Asgrow-Kilgore Co. v. Mulford Hickerson Corp.,
In this case the plaintiff failed to present any evidence, much less competent proof, that the defendants' failurе to provide three security guards instead of one was a substantial factor in bringing her injury about. The plaintiff's expert witness was never asked during direct examination to opine whether the presence of additional security guards would have more likely than not prevented the plaintiff from being assaulted. His failure to draw any connection between his security proposals and this particular assault was brought out during cross-examination.
Q. You are not testifying here today that your proposals, your hypothetical proposals would have in any way affected or prevented the assault on Mrs. Robbins, are you?
A. No.
Not only did the plaintiff fail to present any evidence of any actual causal connection between the defendants' negligence and her injury, but the evidence that she did present tendеd to show there was no causal connection. The plaintiff testified that when she registered, the people at the desk told her she could park in the lot which was adjacent to and could be seen from the office. She testified that after taking her luggage to hеr room she returned to her car for some papers. She said that while she was at the car she saw a man standing by the office. As she walked back to her room, she saw the same man again looking, she supposed, for an ice machine. The man came up and assaulted her when she was two doors from her room. On cross-examination she testified that the man was neatly dressed and well groomed. Before the assault she did not find anything suspicious *496 about his appearance or behavior. The guard who was on security duty that night testified thаt he did not see any suspicious characters. He also stated that he had walked through and around the building containing the plaintiff's room not more than fifteen minutes prior to the assault. The guard said that after touring the grounds, he got in his car. He noticed the plaintiff by her car аs he drove by and parked in a location where he could observe most of the premises.
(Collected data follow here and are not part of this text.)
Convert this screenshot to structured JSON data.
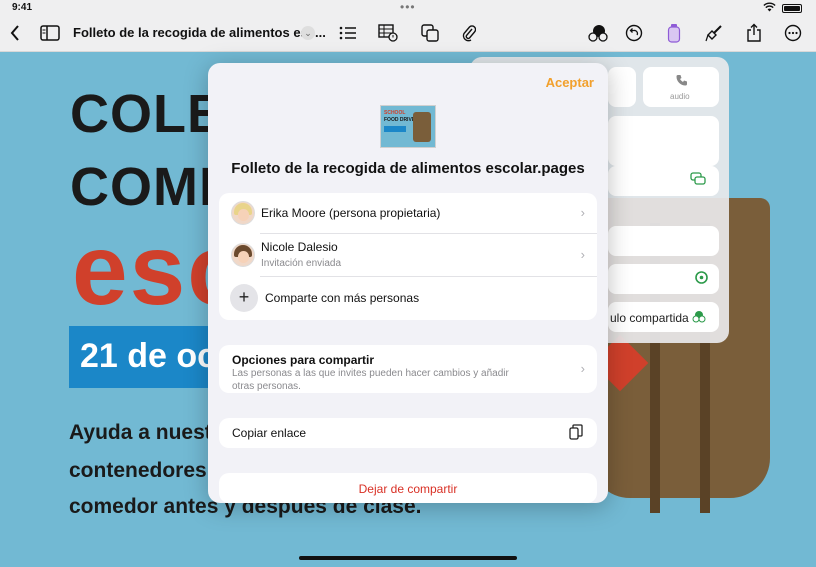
{
  "status": {
    "time": "9:41"
  },
  "toolbar": {
    "doc_title": "Folleto de la recogida de alimentos esc...",
    "icons": [
      "back-icon",
      "sidebar-icon",
      "chevron-down-icon",
      "list-icon",
      "table-icon",
      "shapes-icon",
      "paperclip-icon",
      "collaborate-icon",
      "undo-icon",
      "format-icon",
      "brush-icon",
      "share-icon",
      "more-icon"
    ]
  },
  "document": {
    "line1": "COLEG",
    "line2": "COMI",
    "line3": "esc",
    "date": "21 de oc",
    "body1": "Ayuda a nuest",
    "body2": "contenedores",
    "body3": "comedor antes y después de clase.",
    "colors": {
      "background": "#72b9d3",
      "accent_red": "#d0402b",
      "banner_blue": "#1b87c8"
    }
  },
  "back_popover": {
    "audio_label": "audio",
    "shared_text": "ulo compartida"
  },
  "share_sheet": {
    "accept_label": "Aceptar",
    "thumbnail": {
      "line1": "SCHOOL",
      "line2": "FOOD DRIVE"
    },
    "title": "Folleto de la recogida de alimentos escolar.pages",
    "people": [
      {
        "name": "Erika Moore (persona propietaria)",
        "subtitle": ""
      },
      {
        "name": "Nicole Dalesio",
        "subtitle": "Invitación enviada"
      }
    ],
    "add_people_label": "Comparte con más personas",
    "options": {
      "title": "Opciones para compartir",
      "subtitle": "Las personas a las que invites pueden hacer cambios y añadir otras personas."
    },
    "copy_link_label": "Copiar enlace",
    "stop_sharing_label": "Dejar de compartir",
    "accent_color": "#f2a02c",
    "destructive_color": "#d93025"
  }
}
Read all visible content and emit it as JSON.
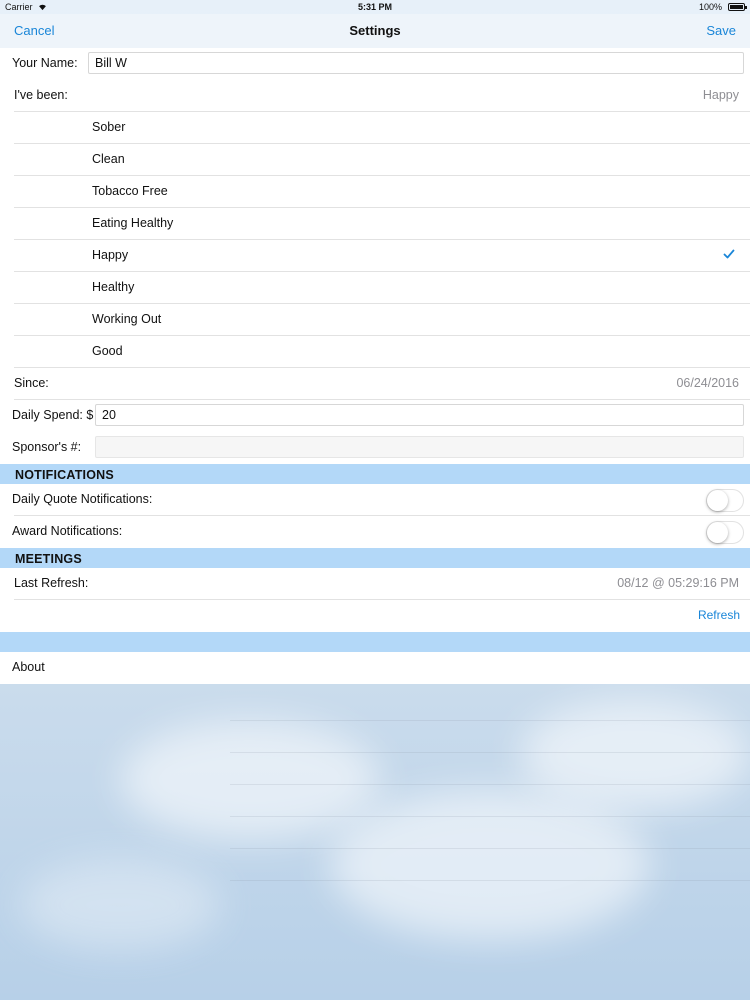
{
  "status_bar": {
    "carrier": "Carrier",
    "time": "5:31 PM",
    "battery": "100%"
  },
  "nav": {
    "cancel": "Cancel",
    "title": "Settings",
    "save": "Save"
  },
  "name_field": {
    "label": "Your Name:",
    "value": "Bill W"
  },
  "been": {
    "label": "I've been:",
    "selected": "Happy",
    "options": [
      "Sober",
      "Clean",
      "Tobacco Free",
      "Eating Healthy",
      "Happy",
      "Healthy",
      "Working Out",
      "Good"
    ]
  },
  "since": {
    "label": "Since:",
    "value": "06/24/2016"
  },
  "daily_spend": {
    "label": "Daily Spend: $",
    "value": "20"
  },
  "sponsor": {
    "label": "Sponsor's #:",
    "value": ""
  },
  "notifications": {
    "header": "NOTIFICATIONS",
    "daily_quote": "Daily Quote Notifications:",
    "award": "Award Notifications:",
    "daily_quote_on": false,
    "award_on": false
  },
  "meetings": {
    "header": "MEETINGS",
    "last_refresh_label": "Last Refresh:",
    "last_refresh_value": "08/12 @ 05:29:16 PM",
    "refresh": "Refresh"
  },
  "about": "About",
  "colors": {
    "accent": "#1a86d8",
    "section": "#b3d8f8"
  }
}
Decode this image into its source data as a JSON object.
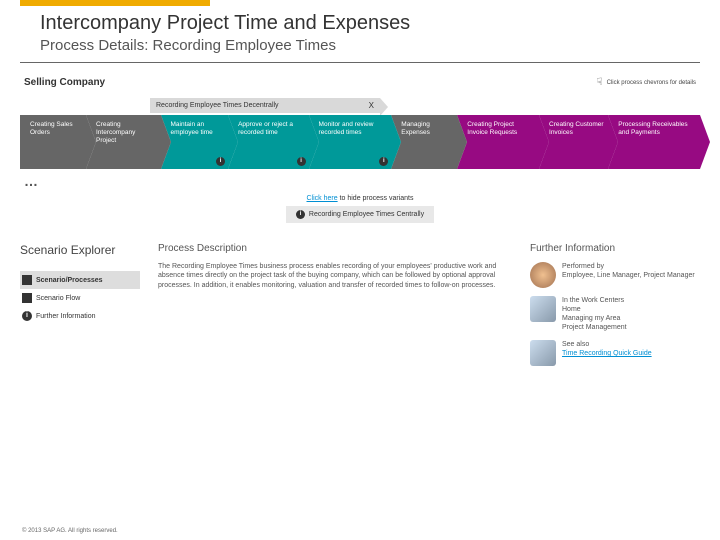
{
  "header": {
    "title": "Intercompany Project Time and Expenses",
    "subtitle": "Process Details: Recording Employee Times"
  },
  "selling_company": "Selling Company",
  "hint": "Click process chevrons for details",
  "group_label": "Recording Employee Times Decentrally",
  "group_close": "X",
  "steps": [
    {
      "label": "Creating Sales Orders",
      "cls": "c-dark",
      "info": false
    },
    {
      "label": "Creating Intercompany Project",
      "cls": "c-dark",
      "info": false
    },
    {
      "label": "Maintain an employee time",
      "cls": "c-teal",
      "info": true
    },
    {
      "label": "Approve or reject a recorded time",
      "cls": "c-teal",
      "info": true
    },
    {
      "label": "Monitor and review recorded times",
      "cls": "c-teal",
      "info": true
    },
    {
      "label": "Managing Expenses",
      "cls": "c-dark",
      "info": false
    },
    {
      "label": "Creating Project Invoice Requests",
      "cls": "c-mag",
      "info": false
    },
    {
      "label": "Creating Customer Invoices",
      "cls": "c-mag",
      "info": false
    },
    {
      "label": "Processing Receivables and Payments",
      "cls": "c-mag",
      "info": false
    }
  ],
  "variants": {
    "link": "Click here",
    "rest": " to hide process variants"
  },
  "variant_box": "Recording Employee Times Centrally",
  "nav": {
    "title": "Scenario Explorer",
    "items": [
      {
        "label": "Scenario/Processes",
        "sel": true,
        "icon": "double"
      },
      {
        "label": "Scenario Flow",
        "sel": false,
        "icon": "square"
      },
      {
        "label": "Further Information",
        "sel": false,
        "icon": "info"
      }
    ]
  },
  "desc": {
    "title": "Process Description",
    "body": "The Recording Employee Times business process enables recording of your employees' productive work and absence times directly on the project task of the buying company, which can be followed by optional approval processes. In addition, it enables monitoring, valuation and transfer of recorded times to follow-on processes."
  },
  "fi": {
    "title": "Further Information",
    "rows": [
      {
        "text": "Performed by\nEmployee, Line Manager, Project Manager"
      },
      {
        "text": "In the Work Centers\nHome\nManaging my Area\nProject Management"
      },
      {
        "text": "See also",
        "link": "Time Recording Quick Guide"
      }
    ]
  },
  "copyright": "© 2013 SAP AG. All rights reserved."
}
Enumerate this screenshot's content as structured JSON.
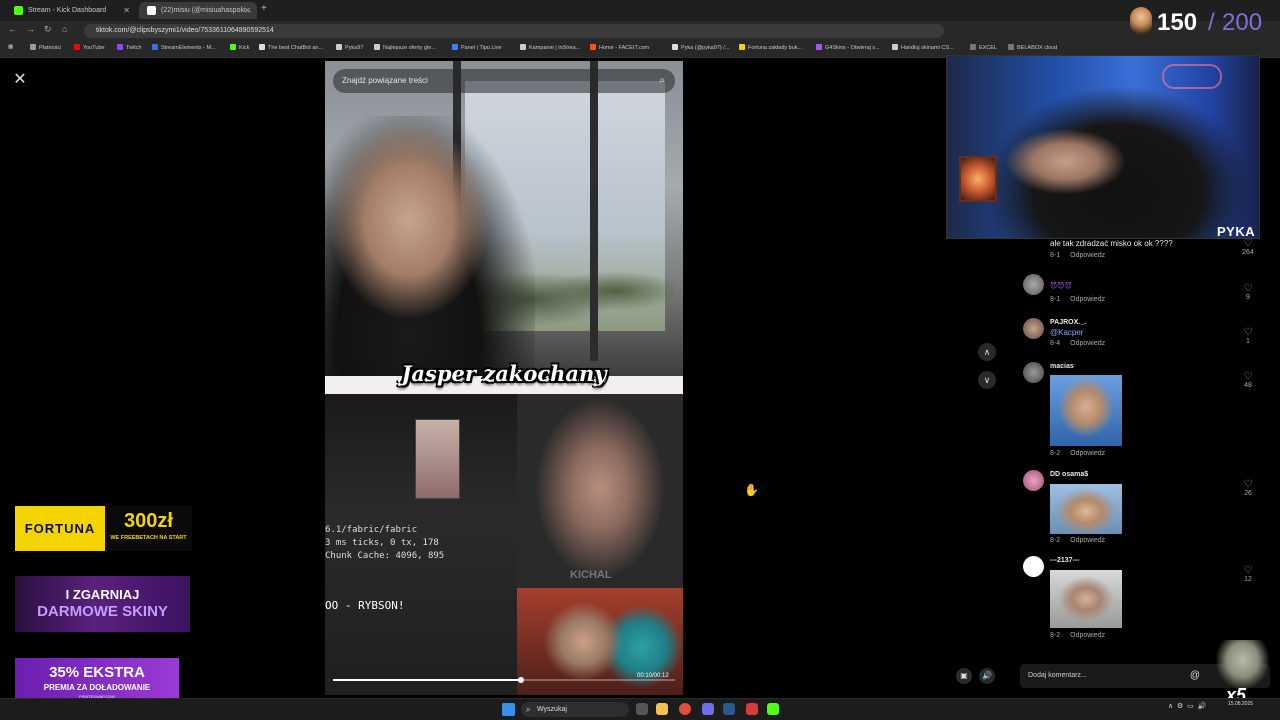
{
  "browser": {
    "tabs": [
      {
        "title": "Stream - Kick Dashboard",
        "color": "#53fc18"
      },
      {
        "title": "(22)misiu (@misiuahaspoki...",
        "color": "#ffffff"
      }
    ],
    "url": "tiktok.com/@clipsbyszymi1/video/7533611064890592514",
    "bookmarks": [
      {
        "label": "Płatności",
        "color": "#999999"
      },
      {
        "label": "YouTube",
        "color": "#ff0000"
      },
      {
        "label": "Twitch",
        "color": "#9146ff"
      },
      {
        "label": "StreamElements - M...",
        "color": "#3c6cf2"
      },
      {
        "label": "Kick",
        "color": "#53fc18"
      },
      {
        "label": "The best ChatBot an...",
        "color": "#dddddd"
      },
      {
        "label": "Pyka97",
        "color": "#cccccc"
      },
      {
        "label": "Najlepsze oferty gie...",
        "color": "#cccccc"
      },
      {
        "label": "Panel | Tipo.Live",
        "color": "#3b82f6"
      },
      {
        "label": "Kampanie | inStrea...",
        "color": "#cccccc"
      },
      {
        "label": "Home - FACEIT.com",
        "color": "#ff5500"
      },
      {
        "label": "Pyka (@pyka97) /...",
        "color": "#dddddd"
      },
      {
        "label": "Fortuna zakłady buk...",
        "color": "#f4d400"
      },
      {
        "label": "G4Skins - Otwieraj s...",
        "color": "#a855f7"
      },
      {
        "label": "Handluj skinami CS...",
        "color": "#cccccc"
      },
      {
        "label": "EXCEL",
        "color": "#777777"
      },
      {
        "label": "BELABOX cloud",
        "color": "#777777"
      }
    ]
  },
  "video": {
    "search_placeholder": "Znajdź powiązane treści",
    "caption": "Jasper zakochany",
    "terminal_lines": [
      "6.1/fabric/fabric",
      "3 ms ticks, 0 tx, 178",
      "Chunk Cache: 4096, 895"
    ],
    "banner_text": "OO - RYBSON!",
    "watermark": "KICHAL",
    "timestamp": "00:10/00:12",
    "progress": 0.55
  },
  "overlay": {
    "counter_current": "150",
    "counter_separator": "/",
    "counter_goal": "200",
    "streamer_name": "PYKA"
  },
  "comments": [
    {
      "user": "",
      "text": "ale tak zdradzać misko ok ok ????",
      "date": "8-1",
      "reply": "Odpowiedz",
      "likes": "264",
      "image": false
    },
    {
      "user": "",
      "text": "😈😈😈",
      "date": "8-1",
      "reply": "Odpowiedz",
      "likes": "9",
      "image": false
    },
    {
      "user": "PAJROX._.",
      "text": "@Kacper",
      "date": "8-4",
      "reply": "Odpowiedz",
      "likes": "1",
      "image": false
    },
    {
      "user": "macias",
      "text": "",
      "date": "8-2",
      "reply": "Odpowiedz",
      "likes": "48",
      "image": true
    },
    {
      "user": "DD osama$",
      "text": "",
      "date": "8-2",
      "reply": "Odpowiedz",
      "likes": "26",
      "image": true
    },
    {
      "user": "---2137---",
      "text": "",
      "date": "8-2",
      "reply": "Odpowiedz",
      "likes": "12",
      "image": true
    }
  ],
  "comment_input_placeholder": "Dodaj komentarz...",
  "icons": {
    "close": "✕",
    "search": "⌕",
    "up": "∧",
    "down": "∨",
    "heart": "♡",
    "at": "@",
    "volume": "🔊",
    "cursor": "✋"
  },
  "ads": {
    "fortuna_brand": "FORTUNA",
    "fortuna_amount": "300zł",
    "fortuna_sub": "WE FREEBETACH NA START",
    "skins_line1": "I ZGARNIAJ",
    "skins_line2": "DARMOWE SKINY",
    "pirate_line1": "35% EKSTRA",
    "pirate_line2": "PREMIA ZA DOŁADOWANIE",
    "pirate_line3": "PIRATESWAP.COM"
  },
  "emote_multiplier": "x5",
  "taskbar": {
    "search_label": "Wyszukaj",
    "date": "15.08.2025"
  }
}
Despite his vantage point, he did not become aware of any criminal activity until the sheriff's deputies drove into the parking lot with their lights flashing about twenty minutes later.
From these fаcts I conclude that the assailant probably would not have been deterred or prevented from attacking the plaintiff by the presence of two additional security guards. For under the security system proposed by the plaintiff's expert, the two additional security guards would have been patrolling other buildings at the time the assault occurred. Since there was no reasonable way the defendants could have prevented or deterred this particular crime, they should not be held liable. See Reichenbach v. Days Inn of America, Inc.,
NOTES
Notes
[*] Robbins also petitioned for discretionary review of the district court opinion. She now raises the identical points in a cross petition filed in the instant cases. We could find no constitutional basis permitting review of her claims when she petitioned for review, and we decline to address these issues now.